Children (<18 years) diagnosed with ALL were subjected to treatment as per the risk-adjusted approach outlined in the Indian Collaborative Childhood Leukemia (ICICLE) group protocol.[15] For children (<18 years) with AML, treatment involved the use of the “3 + 7” regimen (consisting of daunorubicin and cytarabine) or the cytarabine, daunorubicin, and etoposide (ADE) regimen.[3] Patients between 18 and 40 years with ALL were managed using the Berlin, Frankfurt, and Munster-95 (BFM-95) regimen, while those older than 40 years followed the German protocol.[16] [17] Patients older than 18 years diagnosed with AML were treated with the “3 + 7” regimen.[18] Every participant in the study received oral voriconazole as a prophylaxis against fungal infections. Antibiotic prophylaxis and growth factors were not administered.

Assessment and Management of Infections

Individuals displaying signs of potential infection underwent a clinical assessment. The decision of the attending doctor determined the need for blood cultures, as well as cultures of tissues and fluids, imaging tests, and specialized screenings for identifying viral infections such as dengue or influenza. Hemogram and biochemical tests were conducted based on the clinical context. Clostridium difficile testing in the stool in patients with diarrhea was done based on the physician's decision. The assessment of infections was conducted from the point of randomization until the conclusion of the induction phase or hospital discharge or day 40 of induction, whichever occurred earlier.

In our study, we identified infections based on clinical or radiological signs. We defined a “major infection” as conditions like pneumonia, urinary tract infections, bacteremia, fungemia, meningitis, cellulitis, diarrhea, peritonitis, empyema, sinusitis, abscesses, and other infections that can lead to severe outcomes.[14] Only infective diarrheas diagnosed clinically or on stool culture were included in major infection.[14] Any other infections were categorized as minor. Febrile neutropenia, often seen in acute leukemia patients undergoing induction chemotherapy, was not categorized as major or minor if no clear source of infection was evident according to our previous definition. For our reporting, we treated febrile neutropenia as a separate occurrence.[14] If another major infection, minor infection, or febrile neutropenia arose at least 48 hours after the previous episode was fully resolved, we regarded it as a new episode.[14]

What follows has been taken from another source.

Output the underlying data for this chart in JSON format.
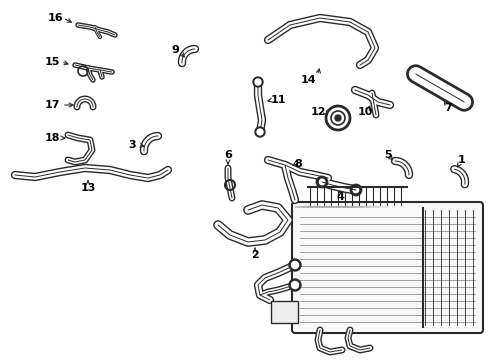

The medical team followed the hospital's established procedure for managing infections. Initial treatment for febrile neutropenia involved using cefoperazone–sulbactam with teicoplanin as the first-line empiric antibiotic. When necessary, the second-line antibiotic options were imipenem and meropenem, and the third line option consisted of colistin and/or tigecycline. Patients with shock or those requiring invasive ventilation were started on meropenem, colistin, and/or tigecycline, and adjustments were made to blood culture results and the patient's condition. Amphotericin B or caspofungin was employed for fungal infections. The duration of antibiotic and antifungal treatment was determined by the judgment of the attending physician. Antibiotics were escalated for patients with MDR bacteria in stool based on the stool culture sensitivity and the physician's assessment of the patient's clinical status.

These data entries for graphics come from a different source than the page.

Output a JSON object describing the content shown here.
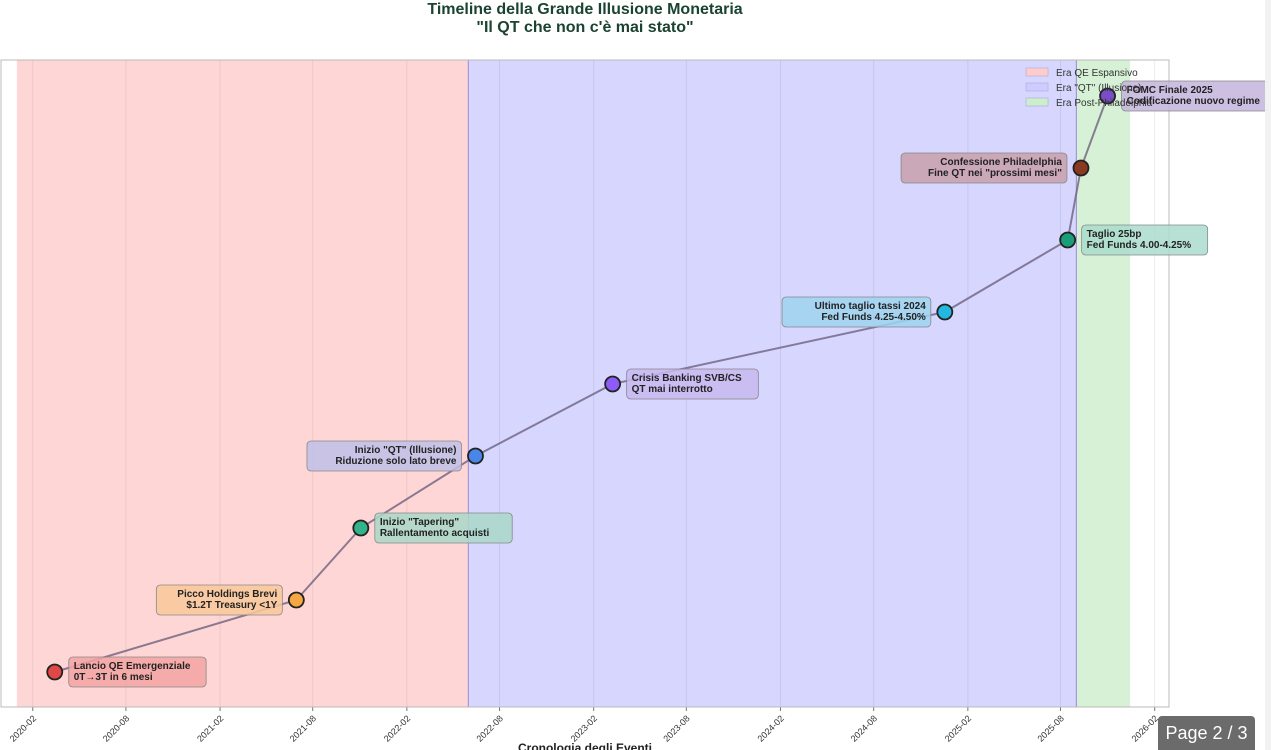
{
  "page": {
    "indicator": "Page 2 / 3"
  },
  "chart_data": {
    "type": "scatter",
    "title": "Timeline della Grande Illusione Monetaria",
    "subtitle": "\"Il QT che non c'è mai stato\"",
    "xlabel": "Cronologia degli Eventi",
    "ylabel": "",
    "x_type": "date",
    "xlim": [
      "2019-12-01",
      "2026-03-01"
    ],
    "x_ticks": [
      "2020-02",
      "2020-08",
      "2021-02",
      "2021-08",
      "2022-02",
      "2022-08",
      "2023-02",
      "2023-08",
      "2024-02",
      "2024-08",
      "2025-02",
      "2025-08",
      "2026-02"
    ],
    "y_ticks_visible": false,
    "grid": true,
    "legend_position": "top-right",
    "regions": [
      {
        "label": "Era QE Espansivo",
        "start": "2020-01-01",
        "end": "2022-06-01",
        "color": "#ffcccc"
      },
      {
        "label": "Era \"QT\" (Illusione)",
        "start": "2022-06-01",
        "end": "2025-09-01",
        "color": "#ccccff"
      },
      {
        "label": "Era Post-Philadelphia",
        "start": "2025-09-01",
        "end": "2025-12-15",
        "color": "#cceecc"
      }
    ],
    "events": [
      {
        "date": "2020-03-15",
        "level": 1,
        "label_1": "Lancio QE Emergenziale",
        "label_2": "0T→3T in 6 mesi",
        "color": "#e04848",
        "box_color": "#f4a3a3",
        "side": "right"
      },
      {
        "date": "2021-06-30",
        "level": 2,
        "label_1": "Picco Holdings Brevi",
        "label_2": "$1.2T Treasury <1Y",
        "color": "#f4a742",
        "box_color": "#f9c99a",
        "side": "left"
      },
      {
        "date": "2021-11-03",
        "level": 3,
        "label_1": "Inizio \"Tapering\"",
        "label_2": "Rallentamento acquisti",
        "color": "#33b38a",
        "box_color": "#a9d8c8",
        "side": "right"
      },
      {
        "date": "2022-06-15",
        "level": 4,
        "label_1": "Inizio \"QT\" (Illusione)",
        "label_2": "Riduzione solo lato breve",
        "color": "#4a86e8",
        "box_color": "#c0c0e8",
        "side": "left"
      },
      {
        "date": "2023-03-10",
        "level": 5,
        "label_1": "Crisis Banking SVB/CS",
        "label_2": "QT mai interrotto",
        "color": "#8d5cf6",
        "box_color": "#c8b8f0",
        "side": "right"
      },
      {
        "date": "2024-12-18",
        "level": 6,
        "label_1": "Ultimo taglio tassi 2024",
        "label_2": "Fed Funds 4.25-4.50%",
        "color": "#22b8e0",
        "box_color": "#9dd3ef",
        "side": "left"
      },
      {
        "date": "2025-08-15",
        "level": 7,
        "label_1": "Taglio 25bp",
        "label_2": "Fed Funds 4.00-4.25%",
        "color": "#1a9e7a",
        "box_color": "#a9dccc",
        "side": "right"
      },
      {
        "date": "2025-09-10",
        "level": 8,
        "label_1": "Confessione Philadelphia",
        "label_2": "Fine QT nei \"prossimi mesi\"",
        "color": "#8b3a22",
        "box_color": "#c8a0aa",
        "side": "left"
      },
      {
        "date": "2025-11-01",
        "level": 9,
        "label_1": "FOMC Finale 2025",
        "label_2": "Codificazione nuovo regime",
        "color": "#7b4cc8",
        "box_color": "#c4b4dc",
        "side": "right"
      }
    ]
  }
}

Stool specimens were procured from all patients on the initial and 15th day of induction chemotherapy. A minimum of 5 mL of stool sample was collected within sterile containers. Within a 2-hour time frame, the containers holding the stool samples were transferred to the microbiology department at our center. Stool cultures were then cultivated on 5% sheep blood agar and McConkey agar supplemented with selenite F broth, following the guidelines set by the Clinical and Laboratory Standards Institute for antimicrobial testing. In terms of interpretation, a stool culture was categorized as “negative” when it demonstrated no growth, polymicrobial growth, or the presence of typical intestinal bacteria. Conversely, a stool culture was considered “positive” if it exhibited the growth of a pathogenic bacterium (MDR or non-MDR). Positive stool cultures underwent further evaluation for antibiotic sensitivity. Typical intestinal bacterium in the study was defined as bacteria commonly found in the intestinal flora, which is not associated with disease or infection and is not likely to be harmful. We performed the Carba NP test to detect carbapenemase production for identifying MDR bacteria. Resistance genotyping was not performed using molecular tests like polymerase chain reaction (PCR) or next-generation sequencing (NGS).

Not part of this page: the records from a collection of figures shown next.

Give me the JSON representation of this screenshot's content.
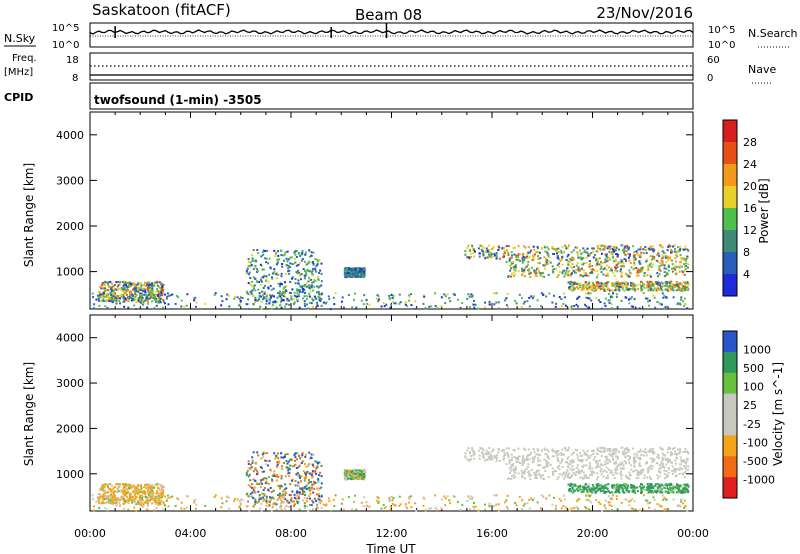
{
  "header": {
    "station": "Saskatoon (fitACF)",
    "beam": "Beam 08",
    "date": "23/Nov/2016"
  },
  "nsky_panel": {
    "left_label": "N.Sky",
    "left_ticks": [
      "10^5",
      "10^0"
    ],
    "right_ticks": [
      "10^5",
      "10^0"
    ],
    "right_label": "N.Search"
  },
  "freq_panel": {
    "left_label_1": "Freq.",
    "left_label_2": "[MHz]",
    "left_ticks": [
      "18",
      "8"
    ],
    "right_ticks": [
      "60",
      "0"
    ],
    "right_label": "Nave"
  },
  "cpid": {
    "label": "CPID",
    "mode": "twofsound (1-min) -3505"
  },
  "colors": {
    "power": [
      "#1f2ad8",
      "#2a5fb8",
      "#3f8a78",
      "#4fbf50",
      "#e8d22a",
      "#f39a1a",
      "#e8501a",
      "#d81f1f"
    ],
    "velocity": [
      "#e02020",
      "#f06a18",
      "#f5a31c",
      "#c8c8c0",
      "#c8c8c0",
      "#66c23c",
      "#2f9a5c",
      "#2a55c8"
    ],
    "ground": "#c8c8c0"
  },
  "chart_data": {
    "type": "heatmap",
    "x_ticks": [
      "00:00",
      "04:00",
      "08:00",
      "12:00",
      "16:00",
      "20:00",
      "00:00"
    ],
    "xlabel": "Time UT",
    "xlim_hours": [
      0,
      24
    ],
    "panels": [
      {
        "name": "power",
        "ylabel": "Slant Range [km]",
        "ylim": [
          180,
          4500
        ],
        "y_ticks": [
          1000,
          2000,
          3000,
          4000
        ],
        "colorbar_label": "Power [dB]",
        "colorbar_ticks": [
          "28",
          "24",
          "20",
          "16",
          "12",
          "8",
          "4"
        ]
      },
      {
        "name": "velocity",
        "ylabel": "Slant Range [km]",
        "ylim": [
          180,
          4500
        ],
        "y_ticks": [
          1000,
          2000,
          3000,
          4000
        ],
        "colorbar_label": "Velocity [m s^-1]",
        "colorbar_ticks": [
          "1000",
          "500",
          "100",
          "25",
          "-25",
          "-100",
          "-500",
          "-1000"
        ]
      }
    ],
    "scatter_regions": [
      {
        "h": [
          0.3,
          2.9
        ],
        "r": [
          350,
          800
        ],
        "pw": [
          4,
          28
        ],
        "v": [
          -500,
          100
        ]
      },
      {
        "h": [
          6.2,
          9.2
        ],
        "r": [
          300,
          1500
        ],
        "pw": [
          4,
          20
        ],
        "v": [
          -1000,
          1000
        ]
      },
      {
        "h": [
          10.1,
          10.9
        ],
        "r": [
          900,
          1100
        ],
        "pw": [
          4,
          16
        ],
        "v": [
          -200,
          200
        ]
      },
      {
        "h": [
          14.8,
          23.8
        ],
        "r": [
          1300,
          1600
        ],
        "pw": [
          4,
          28
        ],
        "v": [
          -25,
          25
        ]
      },
      {
        "h": [
          16.5,
          23.8
        ],
        "r": [
          900,
          1300
        ],
        "pw": [
          8,
          28
        ],
        "v": [
          -25,
          25
        ]
      },
      {
        "h": [
          19.0,
          23.8
        ],
        "r": [
          600,
          800
        ],
        "pw": [
          8,
          28
        ],
        "v": [
          -25,
          500
        ]
      },
      {
        "h": [
          0.0,
          24.0
        ],
        "r": [
          200,
          550
        ],
        "pw": [
          4,
          20
        ],
        "v": [
          -300,
          100
        ]
      }
    ]
  }
}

Blood cultures were collected as clinically indicated by the attending clinician during the induction chemotherapy phase. The BacT/Alert automated system was used for blood cultures.[19] The VITEK 2 system was used for antibiotic susceptibility testing.[20] Whenever deemed necessary, samples of urine, sputum, and other body fluids were submitted as components of the infection workup.

MDR bacteria were characterized as those exhibiting resistance or intermediate susceptibility to at least one antimicrobial drug in three out of five groups defined by the Centers for Disease Control and Prevention National Healthcare Safety Network (CDC-NHSN) criteria.[21] These categories include cephalosporins, fluoroquinolones, β-lactam/β-lactamase inhibitor combinations, and carbapenems. MDR Enterococcus faecalis was defined by nonsusceptibility to at least one agent in three or more of the following antimicrobial categories: penicillins, carbapenems, streptogramins, glycopeptides, aminoglycosides, oxazolidinones, fluoroquinolones, lipopeptides, glycylcyclines, and tetracycline.[22]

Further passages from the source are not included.